September 17, 2010 Domaine Ostertag
Domaine Ostertag Muenchberg
Domaine Ostertag Muenchberg 2006
The colour is golden honey. And what most strikes the other senses is a sophisticated floral/mineral interplay. At moments there are notes of pepper, of petroleum, of flower petals, without ever losing the clarity of the fruit. A slightly oiled juiciness cut by citrus. Overall, a suave yet appetizing wine. Transported several thousand kilometres to lie against the twisted foreign branches of a weeping pea shrub, the wine remains graceful. Classy. $$
Domaine Ostertag is located in the northern reaches of Alsace, at the village of Epfig, and somewhat off the tourist wine map. The vineyards total just 13 hectares, made up of 100+ parcels in five villages. Among them is the grand cru Muenchberg, with a wine history that dates to the time of Cistercian monks in the 12th century.

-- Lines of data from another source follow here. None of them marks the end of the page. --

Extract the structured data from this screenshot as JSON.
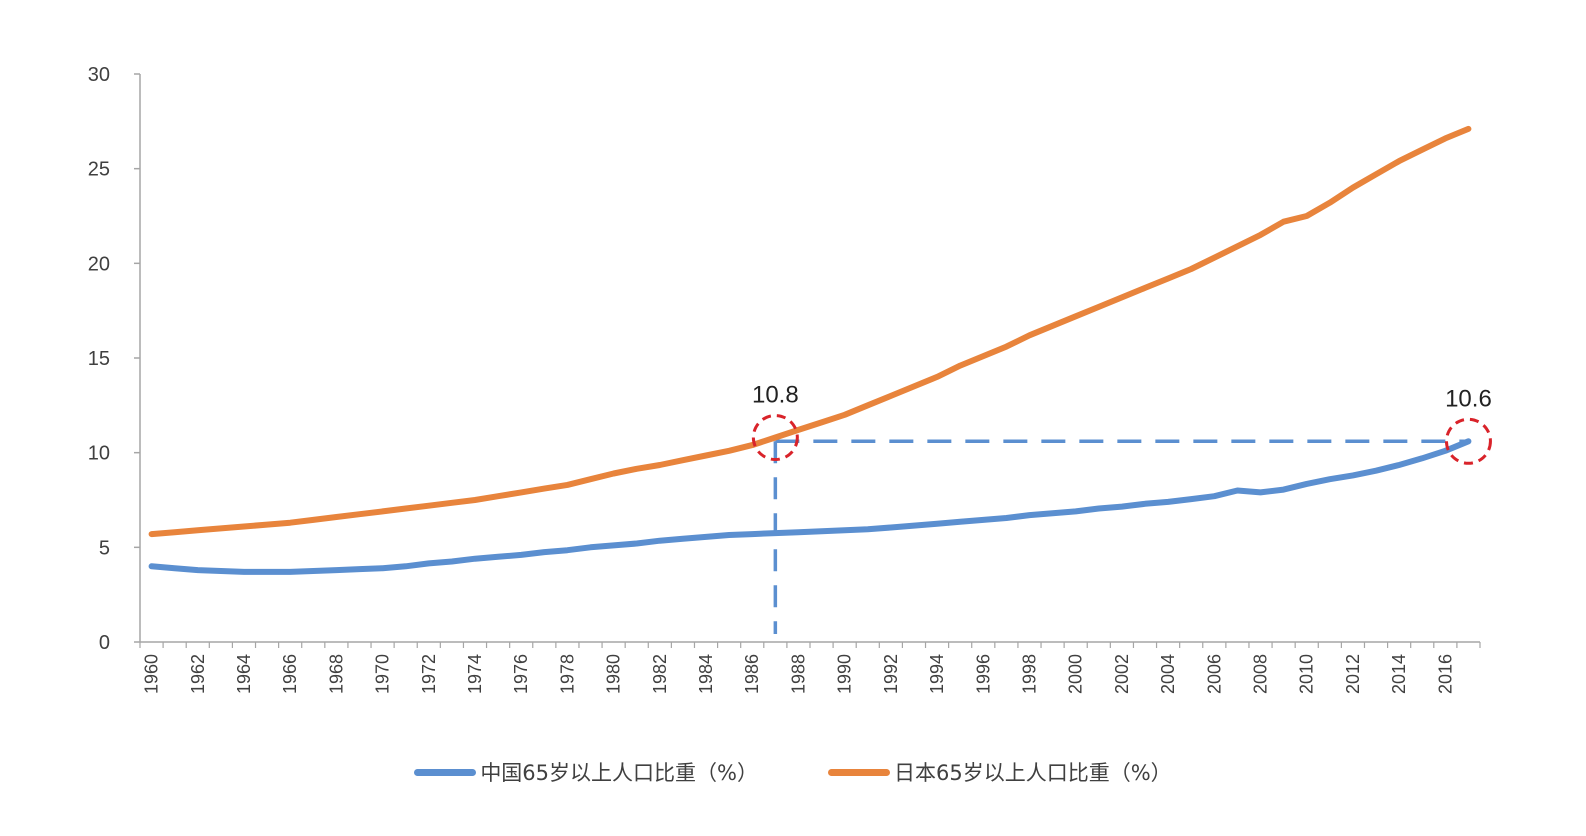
{
  "chart_data": {
    "type": "line",
    "title": "",
    "xlabel": "",
    "ylabel": "",
    "ylim": [
      0,
      30
    ],
    "yticks": [
      0,
      5,
      10,
      15,
      20,
      25,
      30
    ],
    "grid": false,
    "legend_position": "bottom",
    "x": [
      1960,
      1961,
      1962,
      1963,
      1964,
      1965,
      1966,
      1967,
      1968,
      1969,
      1970,
      1971,
      1972,
      1973,
      1974,
      1975,
      1976,
      1977,
      1978,
      1979,
      1980,
      1981,
      1982,
      1983,
      1984,
      1985,
      1986,
      1987,
      1988,
      1989,
      1990,
      1991,
      1992,
      1993,
      1994,
      1995,
      1996,
      1997,
      1998,
      1999,
      2000,
      2001,
      2002,
      2003,
      2004,
      2005,
      2006,
      2007,
      2008,
      2009,
      2010,
      2011,
      2012,
      2013,
      2014,
      2015,
      2016,
      2017
    ],
    "xtick_labels": [
      "1960",
      "1962",
      "1964",
      "1966",
      "1968",
      "1970",
      "1972",
      "1974",
      "1976",
      "1978",
      "1980",
      "1982",
      "1984",
      "1986",
      "1988",
      "1990",
      "1992",
      "1994",
      "1996",
      "1998",
      "2000",
      "2002",
      "2004",
      "2006",
      "2008",
      "2010",
      "2012",
      "2014",
      "2016"
    ],
    "series": [
      {
        "name": "中国65岁以上人口比重（%）",
        "color": "#5b8fd0",
        "values": [
          4.0,
          3.9,
          3.8,
          3.75,
          3.7,
          3.7,
          3.7,
          3.75,
          3.8,
          3.85,
          3.9,
          4.0,
          4.15,
          4.25,
          4.4,
          4.5,
          4.6,
          4.75,
          4.85,
          5.0,
          5.1,
          5.2,
          5.35,
          5.45,
          5.55,
          5.65,
          5.7,
          5.75,
          5.8,
          5.85,
          5.9,
          5.95,
          6.05,
          6.15,
          6.25,
          6.35,
          6.45,
          6.55,
          6.7,
          6.8,
          6.9,
          7.05,
          7.15,
          7.3,
          7.4,
          7.55,
          7.7,
          8.0,
          7.9,
          8.05,
          8.35,
          8.6,
          8.8,
          9.05,
          9.35,
          9.7,
          10.1,
          10.6
        ]
      },
      {
        "name": "日本65岁以上人口比重（%）",
        "color": "#e8843c",
        "values": [
          5.7,
          5.8,
          5.9,
          6.0,
          6.1,
          6.2,
          6.3,
          6.45,
          6.6,
          6.75,
          6.9,
          7.05,
          7.2,
          7.35,
          7.5,
          7.7,
          7.9,
          8.1,
          8.3,
          8.6,
          8.9,
          9.15,
          9.35,
          9.6,
          9.85,
          10.1,
          10.4,
          10.8,
          11.2,
          11.6,
          12.0,
          12.5,
          13.0,
          13.5,
          14.0,
          14.6,
          15.1,
          15.6,
          16.2,
          16.7,
          17.2,
          17.7,
          18.2,
          18.7,
          19.2,
          19.7,
          20.3,
          20.9,
          21.5,
          22.2,
          22.5,
          23.2,
          24.0,
          24.7,
          25.4,
          26.0,
          26.6,
          27.1
        ]
      }
    ],
    "annotations": [
      {
        "label": "10.8",
        "x": 1987,
        "y": 10.8,
        "series": "日本65岁以上人口比重（%）"
      },
      {
        "label": "10.6",
        "x": 2017,
        "y": 10.6,
        "series": "中国65岁以上人口比重（%）"
      }
    ],
    "highlight_color": "#d9232a"
  }
}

The present winery came into existence only in recent times, in 1966, started by the Ostertag family from Germany.
The second-generation winemaker behind the domaine is ANDRÉ OSTERTAG. Something of a radical upstart when he assumed control in the 1980s, he came with a wine education acquired in Burgundy, having fallen under the notable influence of Dominique Lafon. He reasoned that since some of his grapes were Burgundian varietals, they could benefit from new oak barriques (something practically unheard of in Alsace)… although the presence of oak is never more than subtle. Rather, the wines have became noted for their finesse, their dryness and superior mouthfeel. And, not to stretch a point, for a profoundness not common in Alsace. Ostertag added to the number of his detractors in 1998 with his conversion to biodynamics. A free-thinker with a deep-seated enthusiasm for terroir, he has become one of the foremost winemakers in the region.

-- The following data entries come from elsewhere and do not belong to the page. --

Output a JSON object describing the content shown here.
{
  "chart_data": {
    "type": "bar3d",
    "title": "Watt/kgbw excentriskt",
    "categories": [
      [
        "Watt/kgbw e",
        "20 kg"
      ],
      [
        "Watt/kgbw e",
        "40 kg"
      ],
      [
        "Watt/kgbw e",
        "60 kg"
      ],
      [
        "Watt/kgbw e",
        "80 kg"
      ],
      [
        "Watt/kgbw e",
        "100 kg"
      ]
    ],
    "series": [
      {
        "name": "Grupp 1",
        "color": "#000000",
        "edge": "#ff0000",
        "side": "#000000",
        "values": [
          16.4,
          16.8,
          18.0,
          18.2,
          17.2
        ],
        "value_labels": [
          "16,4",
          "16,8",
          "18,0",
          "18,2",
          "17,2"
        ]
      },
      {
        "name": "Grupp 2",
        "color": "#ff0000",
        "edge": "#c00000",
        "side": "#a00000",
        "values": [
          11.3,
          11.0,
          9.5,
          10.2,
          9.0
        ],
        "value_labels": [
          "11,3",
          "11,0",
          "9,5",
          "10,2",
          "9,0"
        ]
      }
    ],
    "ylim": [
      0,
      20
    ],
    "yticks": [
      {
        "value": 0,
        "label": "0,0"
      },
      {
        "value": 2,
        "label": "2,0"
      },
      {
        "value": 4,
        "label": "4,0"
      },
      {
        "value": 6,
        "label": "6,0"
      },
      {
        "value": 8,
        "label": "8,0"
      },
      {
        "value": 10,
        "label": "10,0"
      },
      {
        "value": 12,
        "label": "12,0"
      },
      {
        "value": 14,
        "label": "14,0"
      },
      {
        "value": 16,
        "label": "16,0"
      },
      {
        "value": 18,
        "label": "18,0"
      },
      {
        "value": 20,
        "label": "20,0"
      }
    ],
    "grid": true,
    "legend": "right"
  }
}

Yet he is generally soft-spoken, with the mind and intuitive talent of an artist. He has turned his mind to creating poetry and environmental installation art when he finds time away from the vineyards. It is the art of his wife, Christine Colin, which enhances the wine labels of the domaine. (The vine image for the Muenchberg wines represents the dynamics of earth and sky in the vineyard.) Together they have published the artist book AmpélographicA (Voix Éditions).
Ostertag makes 17 different wines. These he divides into three categories: Vins de Fruit, Vins de Pierre, and Vins de Temps. The Muenchberg falls into the middle category — terroir-specific and with a strong mineral sense, and often a 20-year life span. Whatever the wines, they are marked by an individual style. At Domaine Ostertag the boundary between wine and art has faded. Much to our pleasure.